The Department of Defense will help small defense contractors protect their networks from increasingly threatening cyber actors who are stealing trade secrets and waging economic espionage.
The Pentagon will step up its efforts after a Government Accountability Office (GAO) report criticized it for failing to offer these smaller companies adequate support.
The entire U.S. defense-contractor field faces a rising tide of cyberattacks, but small businesses in particular lack the resources to defend themselves. Major contractors like Boeing and Lockheed Martin have larger cybersecurity budgets and can hire more researchers and engineers to bolster their defenses.
In the face of the sustained theft and espionage campaigns against its corporate partners, the Pentagon will begin hosting training events and education programs for employees of the smaller companies.

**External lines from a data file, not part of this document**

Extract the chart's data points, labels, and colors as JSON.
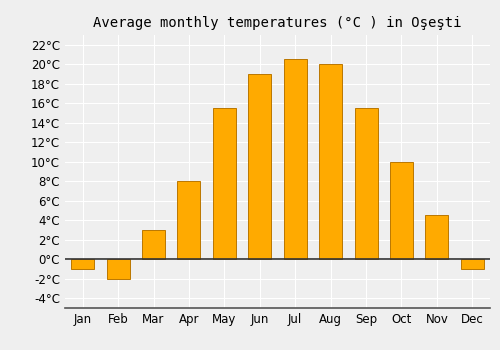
{
  "title": "Average monthly temperatures (°C ) in Oşeşti",
  "months": [
    "Jan",
    "Feb",
    "Mar",
    "Apr",
    "May",
    "Jun",
    "Jul",
    "Aug",
    "Sep",
    "Oct",
    "Nov",
    "Dec"
  ],
  "temperatures": [
    -1,
    -2,
    3,
    8,
    15.5,
    19,
    20.5,
    20,
    15.5,
    10,
    4.5,
    -1
  ],
  "bar_color": "#FFAA00",
  "bar_edge_color": "#BB7700",
  "background_color": "#EFEFEF",
  "grid_color": "#FFFFFF",
  "yticks": [
    -4,
    -2,
    0,
    2,
    4,
    6,
    8,
    10,
    12,
    14,
    16,
    18,
    20,
    22
  ],
  "ylim": [
    -5,
    23
  ],
  "title_fontsize": 10,
  "tick_fontsize": 8.5
}
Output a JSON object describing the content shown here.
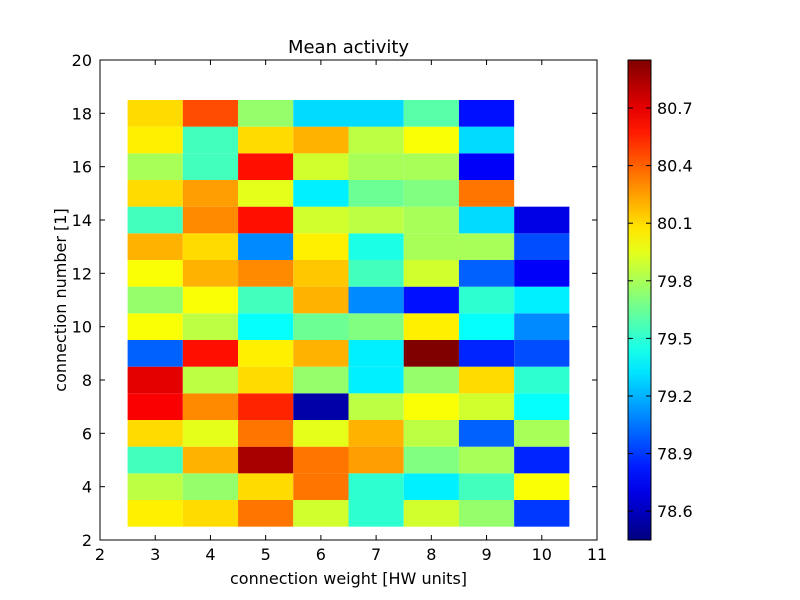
{
  "chart_data": {
    "type": "heatmap",
    "title": "Mean activity",
    "xlabel": "connection weight [HW units]",
    "ylabel": "connection number [1]",
    "xlim": [
      2,
      11
    ],
    "ylim": [
      2,
      20
    ],
    "x_ticks": [
      2,
      3,
      4,
      5,
      6,
      7,
      8,
      9,
      10,
      11
    ],
    "y_ticks": [
      2,
      4,
      6,
      8,
      10,
      12,
      14,
      16,
      18,
      20
    ],
    "x": [
      3,
      4,
      5,
      6,
      7,
      8,
      9,
      10
    ],
    "y": [
      3,
      4,
      5,
      6,
      7,
      8,
      9,
      10,
      11,
      12,
      13,
      14,
      15,
      16,
      17,
      18
    ],
    "colorbar": {
      "vmin": 78.45,
      "vmax": 80.95,
      "ticks": [
        78.6,
        78.9,
        79.2,
        79.5,
        79.8,
        80.1,
        80.4,
        80.7
      ],
      "colormap": "jet"
    },
    "values": [
      [
        80.05,
        80.1,
        80.35,
        79.9,
        79.5,
        79.9,
        79.75,
        78.9
      ],
      [
        79.85,
        79.75,
        80.1,
        80.35,
        79.5,
        79.35,
        79.55,
        80.0
      ],
      [
        79.55,
        80.2,
        80.85,
        80.35,
        80.25,
        79.7,
        79.8,
        78.85
      ],
      [
        80.1,
        79.95,
        80.35,
        79.95,
        80.2,
        79.85,
        79.0,
        79.8
      ],
      [
        80.65,
        80.3,
        80.55,
        78.55,
        79.85,
        80.0,
        79.9,
        79.4
      ],
      [
        80.7,
        79.85,
        80.1,
        79.75,
        79.35,
        79.75,
        80.1,
        79.5
      ],
      [
        79.0,
        80.6,
        80.05,
        80.2,
        79.35,
        80.95,
        78.85,
        78.95
      ],
      [
        80.0,
        79.85,
        79.4,
        79.65,
        79.7,
        80.05,
        79.4,
        79.1
      ],
      [
        79.75,
        80.0,
        79.55,
        80.2,
        79.1,
        78.8,
        79.5,
        79.35
      ],
      [
        80.0,
        80.2,
        80.3,
        80.15,
        79.55,
        79.9,
        79.0,
        78.75
      ],
      [
        80.2,
        80.1,
        79.1,
        80.05,
        79.45,
        79.8,
        79.8,
        78.95
      ],
      [
        79.55,
        80.3,
        80.6,
        79.9,
        79.85,
        79.8,
        79.3,
        78.7
      ],
      [
        80.1,
        80.25,
        79.95,
        79.35,
        79.65,
        79.7,
        80.35,
        null
      ],
      [
        79.8,
        79.55,
        80.6,
        79.9,
        79.8,
        79.8,
        78.75,
        null
      ],
      [
        80.05,
        79.55,
        80.1,
        80.2,
        79.85,
        80.0,
        79.3,
        null
      ],
      [
        80.1,
        80.45,
        79.75,
        79.3,
        79.3,
        79.6,
        78.8,
        null
      ]
    ]
  }
}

The new policy aligns with the Defense Department’s goal, outlined in its 2015 Cyber Strategy, of stepping up its partnership with the private sector to defend American networks.
Small defense companies accounted for $55.5 billion in Pentagon contracts in 2014, about 12 percent of the military’s total budget.
The Pentagon acknowledged the GAO report’s findings and pledged a new approach to cybersecurity for small military contractors.
“Future outreach by the [Department of Defense Office of Small Business Programs] will increase awareness of cybersecurity education for its stakeholders,” OSBP director Kenyata Wesley wrote in response to the report. “The DoD OSBP will also increase awareness of the cybersecurity education resources among the DoD Small Business workforce through training events, education programs and by issuing guidance to the Military Departments and Defense Agencies.”
The most pressing cyber threats identified in the report included botnets, independent criminals, hacktivists, insider threats (namely rogue employees), terrorist groups, and nation-states.
Foreign governments pose the most significant threats. While China and Russia operate some of the most sophisticated cyberwarfare programs in the world, according to Director of National Intelligence James Clapper, Iran and North Korea are less sophisticated but “if they choose, can do great harm.”